Zooplankton can be subdivided into two major groups. Holoplankton (for example, copepods and krill) spend their entire lives as plankton, and thus provide major food sources for pelagic fisheries. Meroplankton (for example, the larvae of barnacles, mussels, annelids, and fish) spend only part of their life as plankton. These larvae and juveniles typically provide the dispersal mechanisms for sessile adult organisms, such as reef-building corals, shellfish and worms, or for economically important benthic species such as crabs, lobsters and rockfish. Knowing when (seasonally) and where (inshore or offshore) dispersal occurs is essential to maximizing the productivity of commercial species and designing marine protected areas. Traditionally, surveys of zooplankton abundance and diversity are conducted from research vessels. More economical and efficient methods are needed to guide the recommendations of fisheries managers and conservation agencies.

Zooplankton are notoriously difficult to sample. Despite opportunities for mixing, individual zooplankton are tiny and species are often patchily distributed. Coastal oceans are physically dynamic, high-energy environments. Winds, currents and upwelling fronts affect the availability of nutrients and distribution of food that control zooplankton growth and dispersal. To address the difficulties posed by spatial patchiness and temporal variability, we developed the SIMZ program to explore more efficient methods for zooplankton sampling and identification.

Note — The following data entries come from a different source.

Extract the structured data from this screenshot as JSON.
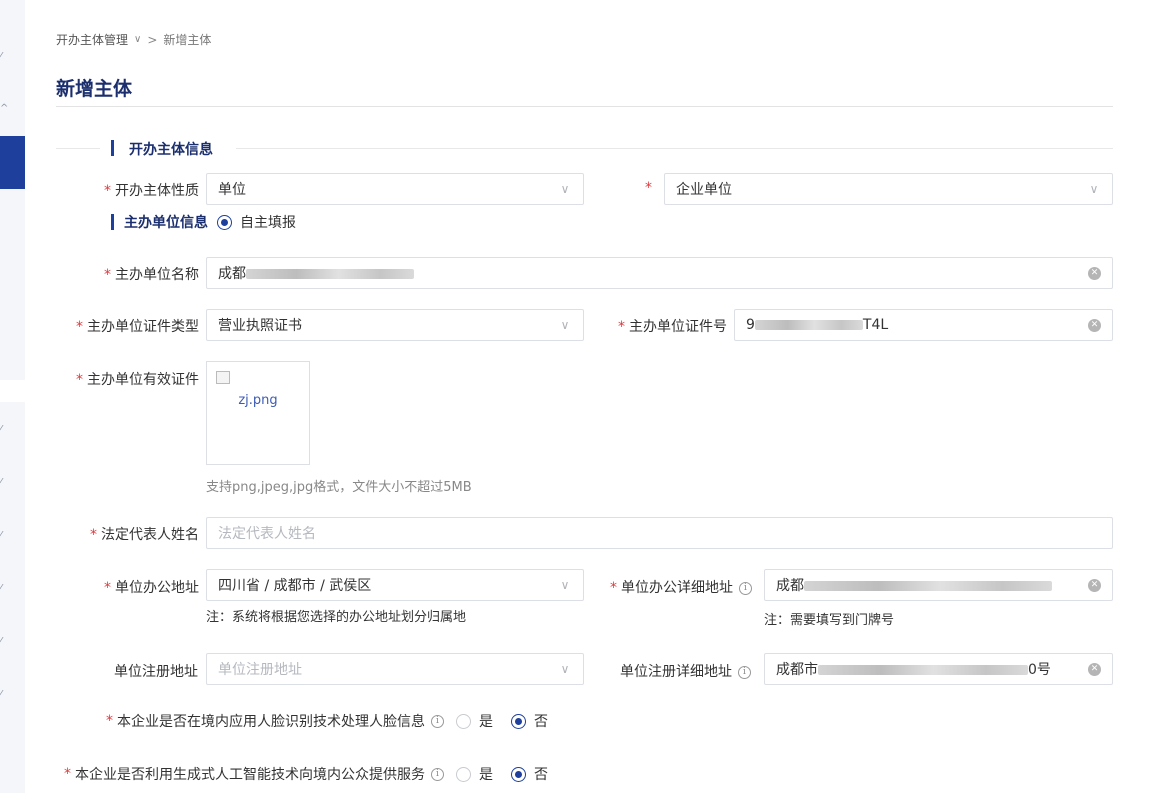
{
  "breadcrumb": {
    "parent": "开办主体管理",
    "parent_caret": "∨",
    "separator": ">",
    "current": "新增主体"
  },
  "page_title": "新增主体",
  "section": {
    "title": "开办主体信息"
  },
  "form": {
    "subject_nature": {
      "label": "开办主体性质",
      "value": "单位",
      "sub_value": "企业单位"
    },
    "sponsor": {
      "heading": "主办单位信息",
      "mode_option": "自主填报",
      "name_label": "主办单位名称",
      "name_value_prefix": "成都",
      "cert_type_label": "主办单位证件类型",
      "cert_type_value": "营业执照证书",
      "cert_no_label": "主办单位证件号",
      "cert_no_prefix": "9",
      "cert_no_suffix": "T4L",
      "valid_cert_label": "主办单位有效证件",
      "upload_filename": "zj.png",
      "upload_hint": "支持png,jpeg,jpg格式，文件大小不超过5MB"
    },
    "legal_rep": {
      "label": "法定代表人姓名",
      "placeholder": "法定代表人姓名"
    },
    "office_address": {
      "label": "单位办公地址",
      "value": "四川省 / 成都市 / 武侯区",
      "note": "注：系统将根据您选择的办公地址划分归属地",
      "detail_label": "单位办公详细地址",
      "detail_value_prefix": "成都",
      "detail_note": "注：需要填写到门牌号"
    },
    "registered_address": {
      "label": "单位注册地址",
      "placeholder": "单位注册地址",
      "detail_label": "单位注册详细地址",
      "detail_value_prefix": "成都市",
      "detail_value_suffix": "0号"
    },
    "face_recognition": {
      "question": "本企业是否在境内应用人脸识别技术处理人脸信息",
      "yes": "是",
      "no": "否",
      "selected": "否"
    },
    "generative_ai": {
      "question": "本企业是否利用生成式人工智能技术向境内公众提供服务",
      "yes": "是",
      "no": "否",
      "selected": "否"
    }
  },
  "icons": {
    "dropdown": "chevron-down-icon",
    "clear": "clear-icon",
    "info": "info-icon"
  },
  "colors": {
    "primary": "#1f3f9c",
    "title": "#1b2f6e",
    "required": "#e0393e",
    "border": "#dcdfe6"
  }
}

Traditionally, tow-nets are used to sample plankton along paths through the water. Because these paths often traverse smaller environmental patches, they frequently lack the precision needed to associate the distribution and abundance of zooplankton species with particular physical and biological processes. To better assess the spatial patchiness in zooplankton abundance, MBARI engineers have equipped the Dorado AUV with 20 gulpers, 1.6 L bottles that rapidly inhale discrete water samples. The AUV is equipped with sensors (for example, temperature, salinity, and chlorophyll fluorescence) and onboard computer software can then instruct the Gulper AUV to recognize and autonomously sample specific environmental patches, such as upwelling fronts or chlorophyll thin layers. This “surgical” approach to ocean sampling allows SIMZ researchers to study the effects of specific physical processes on zooplankton distribution and diversity.